Rumours that Gaddafi was Jewish have been given renewed ‘credibility’ following an interview on Israel’s Channel Two News with two elderly Israelis of Libyan descent who claim to share a relative with Gaddafi’s grandmother. Though those claims remain unproven, the interview is widely cited in Libya as proof of the suspicions about his orgins, according to Engel.

There are also other conflicting stories in the rumour mill. One had Gaddafi’s mother converting to Judaism at age nine. In another, Gaddafi’s grandmother was Jewish but left her husband for an Arab sheikh. A more specific claim, backed up by a Libyan historian, is that Gaddafi was born out of wedlock to a Jewish woman and an Italian soldier in a village east of Tripoli. Because of the shame surrounding the birth, the baby was given to a Catholic cardinal who in turn gave the child to the shepherd and his wife.

Irrespective of Gaddafi’s real ancestry, Gaddafi would be turning in his grave to know that he is now being labelled a Jew, having spent decades ‘cleansing’ Libya of Jews.

Jews had lived in Libya since the third century BCE, predating the Arab conquest of Libya in the seventh century. Most of Libya’s 38,000 Jews left during the anti-Jewish riots following the creation of the State of Israel in 1948. The remaining 4,000 to 7,000 Jews fled following the 1967 Six Day War. When Gaddafi came to power in 1969 he helped ensure that Jews stayed out by cancelling all debts owed to Jews, confiscating their properties, and bulldozing Jewish cemeteries.

Gaddafi spent decades conditioning Libya to hate Jews and to see them as responsible for the evils of the world, in order to further his own popular support. Now, this Jewish scapegoating appears to have come back to bite him, because in the end he himself is being labeled a ‘Jew’, perhaps because it more convenient than blaming their own people for his evil ways.

As Andrew Engel wrote in the Forward:

“Many of the Libyans I met reminded me of missionaries committed to spreading the word that Qaddafi was and always would be alien to Libyan soil. It was almost as if the taxi driver, Mohammed and the brigade commander – by invoking two of the Arab world’s greatest evils, Zionism and colonialism (by the hands of the Italians) – had accomplished an amazing feat of disassociation between themselves and the man who ruled them for most of their lives, as if they were saying: ‘You know, Qaddafi was not one of us. A Libyan could not have done what he did.’ It was a refusal to come to terms with Libya’s own past. Even a dictator, after all, requires popular support from some segments of society to rule for more than four decades…

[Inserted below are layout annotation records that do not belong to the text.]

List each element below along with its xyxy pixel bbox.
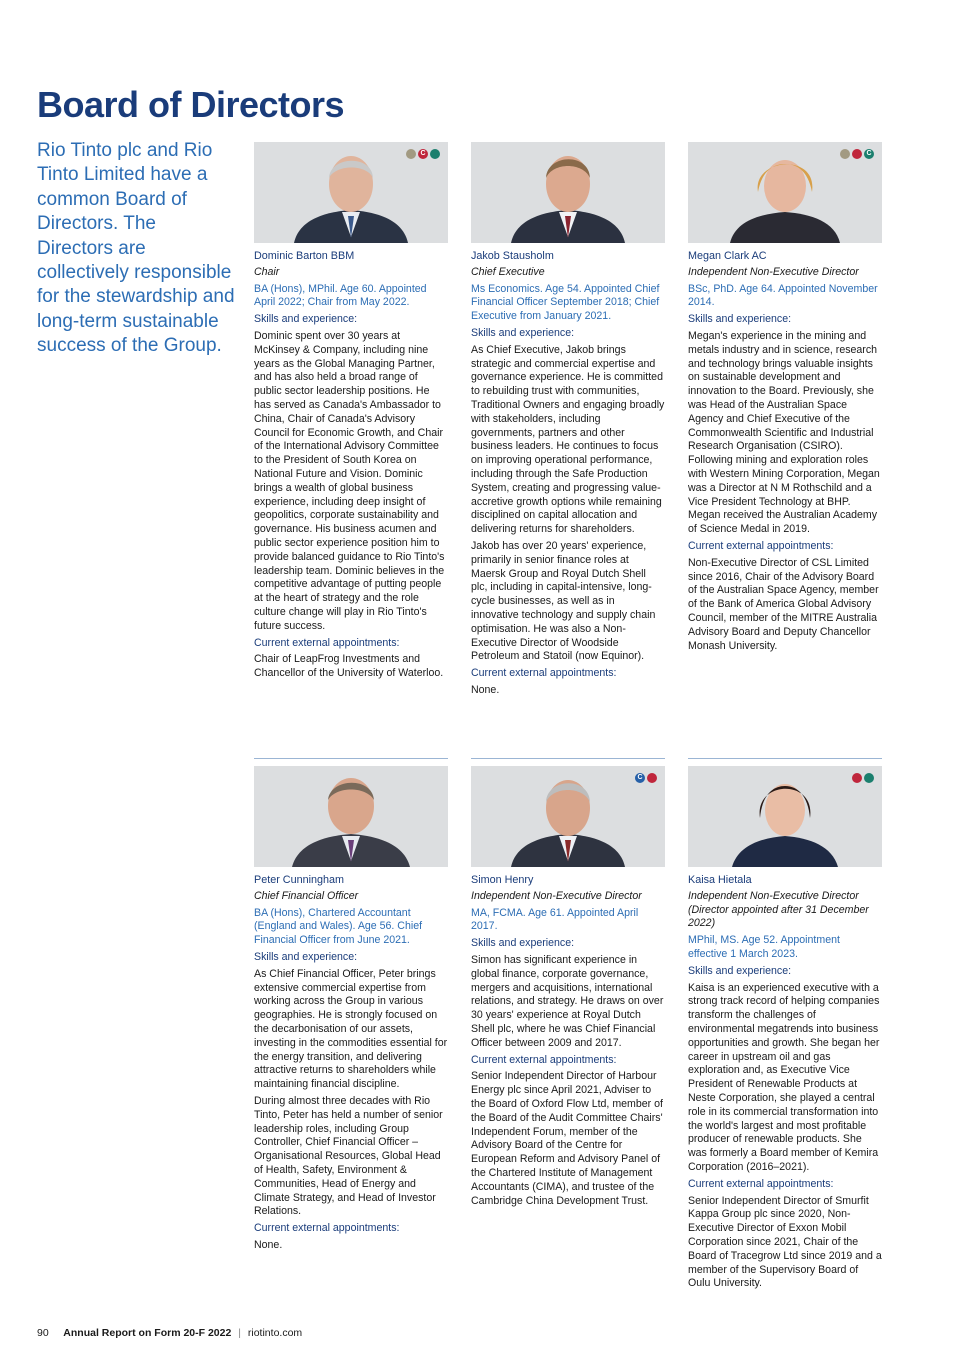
director-qualifications: MA, FCMA. Age 61. Appointed April 2017. (471, 906, 639, 933)
director-role: Chief Executive (471, 265, 545, 278)
skills-text: Kaisa is an experienced executive with a strong track record of helping companies transform the challenges of environmental megatrends into business opportunities and growth. She began her career in upstream oil and gas exploration and, as Executive Vice President of Renewable Products at Neste Corporation, she played a central role in its commercial transformation into the world's largest and most profitable producer of renewable products. She was formerly a Board member of Kemira Corporation (2016–2021). (688, 981, 880, 1173)
skills-heading: Skills and experience: (471, 326, 575, 339)
committee-dot-red (852, 773, 862, 783)
appointments-text: None. (471, 683, 500, 696)
director-card-henry (471, 766, 665, 1211)
section-divider (688, 758, 882, 759)
intro-statement: Rio Tinto plc and Rio Tinto Limited have a common Board of Directors. The Directors are collectively responsible for the stewardship and long-term sustainable success of the Group. (37, 140, 235, 357)
page-title: Board of Directors (37, 84, 345, 125)
skills-text: Dominic spent over 30 years at McKinsey & Company, including nine years as the Global Managing Partner, and has also held a broad range of public sector leadership positions. He has served as Canada's Ambassador to China, Chair of Canada's Advisory Council for Economic Growth, and Chair of the International Advisory Committee to the President of South Korea on National Future and Vision. Dominic brings a wealth of global business experience, including deep insight of geopolitics, corporate sustainability and governance. His business acumen and public sector experience position him to provide balanced guidance to Rio Tinto's leadership team. Dominic believes in the competitive advantage of putting people at the heart of strategy and the role culture change will play in Rio Tinto's future success. (254, 329, 445, 632)
director-photo (471, 766, 665, 867)
portrait-image (254, 766, 448, 867)
appointments-text: Senior Independent Director of Smurfit Kappa Group plc since 2020, Non-Executive Director of Exxon Mobil Corporation since 2021, Chair of the Board of Tracegrow Ltd since 2019 and a member of the Supervisory Board of Oulu University. (688, 1194, 882, 1290)
skills-text: During almost three decades with Rio Tinto, Peter has held a number of senior leadership roles, including Group Controller, Chief Financial Officer – Organisational Resources, Global Head of Health, Safety, Environment & Communities, Head of Energy and Climate Strategy, and Head of Investor Relations. (254, 1094, 443, 1218)
committee-indicators (635, 773, 657, 783)
appointments-text: None. (254, 1238, 283, 1251)
committee-indicators (840, 149, 874, 159)
appointments-heading: Current external appointments: (254, 636, 400, 649)
director-qualifications: BSc, PhD. Age 64. Appointed November 2014. (688, 282, 878, 309)
skills-heading: Skills and experience: (471, 937, 575, 950)
director-card-barton (254, 142, 448, 684)
skills-text: Jakob has over 20 years' experience, primarily in senior finance roles at Maersk Group and Royal Dutch Shell plc, including in capital-intensive, long-cycle businesses, as well as in innovative technology and supply chain optimisation. He was also a Non-Executive Director of Woodside Petroleum and Statoil (now Equinor). (471, 539, 656, 663)
skills-text: As Chief Executive, Jakob brings strategic and commercial expertise and governance experience. He is committed to rebuilding trust with communities, Traditional Owners and engaging broadly with stakeholders, including governments, partners and other business leaders. He continues to focus on improving operational performance, including through the Safe Production System, creating and progressing value-accretive growth options while remaining disciplined on capital allocation and delivering returns for shareholders. (471, 343, 665, 536)
director-role: Independent Non-Executive Director (688, 265, 859, 278)
website-link[interactable]: riotinto.com (247, 1327, 303, 1339)
director-name: Peter Cunningham (254, 874, 345, 886)
director-name: Kaisa Hietala (688, 874, 752, 886)
page-number: 90 (37, 1327, 49, 1339)
director-qualifications: BA (Hons), Chartered Accountant (England and Wales). Age 56. Chief Financial Officer from June 2021. (254, 906, 423, 947)
director-qualifications: MPhil, MS. Age 52. Appointment effective 1 March 2023. (688, 934, 840, 960)
committee-dot-tan (840, 149, 850, 159)
appointments-text: Non-Executive Director of CSL Limited since 2016, Chair of the Advisory Board of the Australian Space Agency, member of the Bank of America Global Advisory Council, member of the MITRE Australia Advisory Board and Deputy Chancellor Monash University. (688, 556, 879, 652)
director-role: Independent Non-Executive Director (471, 889, 642, 902)
committee-dot-red (852, 149, 862, 159)
appointments-heading: Current external appointments: (254, 1222, 400, 1235)
section-divider (254, 758, 448, 759)
director-photo (254, 142, 448, 243)
committee-dot-green (430, 149, 440, 159)
footer-separator: | (238, 1327, 241, 1339)
director-name: Dominic Barton BBM (254, 250, 355, 262)
director-role: Chair (254, 265, 280, 278)
director-name: Megan Clark AC (688, 250, 767, 262)
appointments-heading: Current external appointments: (471, 667, 617, 680)
director-photo (471, 142, 665, 243)
skills-heading: Skills and experience: (688, 964, 792, 977)
page-footer (37, 1327, 302, 1339)
director-qualifications: BA (Hons), MPhil. Age 60. Appointed April 2022; Chair from May 2022. (254, 282, 427, 309)
director-card-clark (688, 142, 882, 656)
director-card-stausholm (471, 142, 665, 701)
committee-dot-blue-chair: C (635, 773, 645, 783)
appointments-text: Senior Independent Director of Harbour Energy plc since April 2021, Adviser to the Board of Oxford Flow Ltd, member of the Board of the Audit Committee Chairs' Independent Forum, member of the Advisory Board of the Centre for European Reform and Advisory Panel of the Chartered Institute of Management Accountants (CIMA), and trustee of the Cambridge China Development Trust. (471, 1070, 663, 1207)
director-role: Independent Non-Executive Director (Director appointed after 31 December 2022) (688, 889, 869, 930)
committee-dot-green (864, 773, 874, 783)
skills-text: As Chief Financial Officer, Peter brings extensive commercial expertise from working across the Group in various geographies. He is strongly focused on the decarbonisation of our assets, investing in the commodities essential for the energy transition, and delivering attractive returns to shareholders while maintaining financial discipline. (254, 967, 448, 1091)
director-name: Jakob Stausholm (471, 250, 554, 262)
publication-title: Annual Report on Form 20-F 2022 (63, 1327, 232, 1339)
portrait-image (471, 142, 665, 243)
committee-dot-tan (406, 149, 416, 159)
committee-indicators (852, 773, 874, 783)
appointments-heading: Current external appointments: (688, 1177, 834, 1190)
director-name: Simon Henry (471, 874, 534, 886)
director-card-hietala (688, 766, 882, 1294)
appointments-heading: Current external appointments: (688, 539, 834, 552)
director-photo (254, 766, 448, 867)
director-photo (688, 142, 882, 243)
skills-text: Simon has significant experience in global finance, corporate governance, mergers and acquisitions, international relations, and strategy. He draws on over 30 years' experience at Royal Dutch Shell plc, where he was Chief Financial Officer between 2009 and 2017. (471, 953, 664, 1049)
section-divider (471, 758, 665, 759)
committee-dot-red-chair: C (418, 149, 428, 159)
director-photo (688, 766, 882, 867)
director-card-cunningham (254, 766, 448, 1256)
skills-heading: Skills and experience: (254, 950, 358, 963)
committee-indicators (406, 149, 440, 159)
skills-heading: Skills and experience: (688, 313, 792, 326)
committee-dot-green-chair: C (864, 149, 874, 159)
director-role: Chief Financial Officer (254, 889, 359, 902)
committee-dot-red (647, 773, 657, 783)
appointments-heading: Current external appointments: (471, 1053, 617, 1066)
director-qualifications: Ms Economics. Age 54. Appointed Chief Financial Officer September 2018; Chief Executive from January 2021. (471, 282, 660, 323)
appointments-text: Chair of LeapFrog Investments and Chancellor of the University of Waterloo. (254, 653, 444, 680)
skills-text: Megan's experience in the mining and metals industry and in science, research and technology brings valuable insights on sustainable development and innovation to the Board. Previously, she was Head of the Australian Space Agency and Chief Executive of the Commonwealth Scientific and Industrial Research Organisation (CSIRO). Following mining and exploration roles with Western Mining Corporation, Megan was a Director at N M Rothschild and a Vice President Technology at BHP. Megan received the Australian Academy of Science Medal in 2019. (688, 329, 880, 536)
skills-heading: Skills and experience: (254, 313, 358, 326)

Even if Qaddafi had Jewish ancestry, his completion of the ethnic cleansing of Libya’s Jews, his support for terrorism against Israel and Western targets and his backing for Palestinian fighters against Israel during the Lebanese Civil War…defies any claim that he identified or practiced as a Jew.

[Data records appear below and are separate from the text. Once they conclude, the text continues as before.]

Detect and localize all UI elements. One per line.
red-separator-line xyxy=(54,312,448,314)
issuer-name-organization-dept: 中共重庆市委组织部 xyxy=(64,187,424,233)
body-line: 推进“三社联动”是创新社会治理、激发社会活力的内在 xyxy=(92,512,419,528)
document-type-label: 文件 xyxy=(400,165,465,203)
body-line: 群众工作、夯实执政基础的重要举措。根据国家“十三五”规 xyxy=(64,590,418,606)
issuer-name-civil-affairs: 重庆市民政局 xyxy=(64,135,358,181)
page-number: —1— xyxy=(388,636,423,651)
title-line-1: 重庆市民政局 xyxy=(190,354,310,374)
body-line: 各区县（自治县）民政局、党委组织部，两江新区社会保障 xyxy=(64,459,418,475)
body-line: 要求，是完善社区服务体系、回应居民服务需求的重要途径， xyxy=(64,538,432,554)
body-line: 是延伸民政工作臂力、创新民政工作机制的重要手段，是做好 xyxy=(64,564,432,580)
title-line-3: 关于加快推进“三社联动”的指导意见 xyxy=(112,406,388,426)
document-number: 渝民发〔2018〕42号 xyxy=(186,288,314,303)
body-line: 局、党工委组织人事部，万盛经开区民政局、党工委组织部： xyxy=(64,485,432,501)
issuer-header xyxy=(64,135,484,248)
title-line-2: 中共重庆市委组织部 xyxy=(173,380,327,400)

Libyans today may find it convenient to participate in an act of collective scapegoating and denial, a refusal to admit that one of their own could rise to such power only to demean and dominate his own people. But a country unable to come to terms with its history may find itself incapable of building the successful, inclusive democracy it has promised the world.”

Similarly, veteran Israeli columnist Evelyn Gordon noted that the prevalence of antisemitic conspiracy theories can only damage the prospects of Arab states like Libya:

“People who consistently blame an outside agency for their problems – whether it’s Jews, Western colonialism or anything else – are incapable of building any kind of decent society. You can’t fix a problem if you consider it beyond your control, and if it’s someone else’s fault, it is beyond your control. Only when people acknowledge that they have contributed to their own problems can they begin to seek solutions.

That’s why Arab anti-Semitism matters so desperately – not because of the threat it poses to Israel, though that is real, but because of the threat it poses to Arab countries’ own development.”

While many things may change in post revolutionary Libya, it appears that the prevalence of antisemitism is not one of them. Moreover, this likely bodes poorly for the countries future.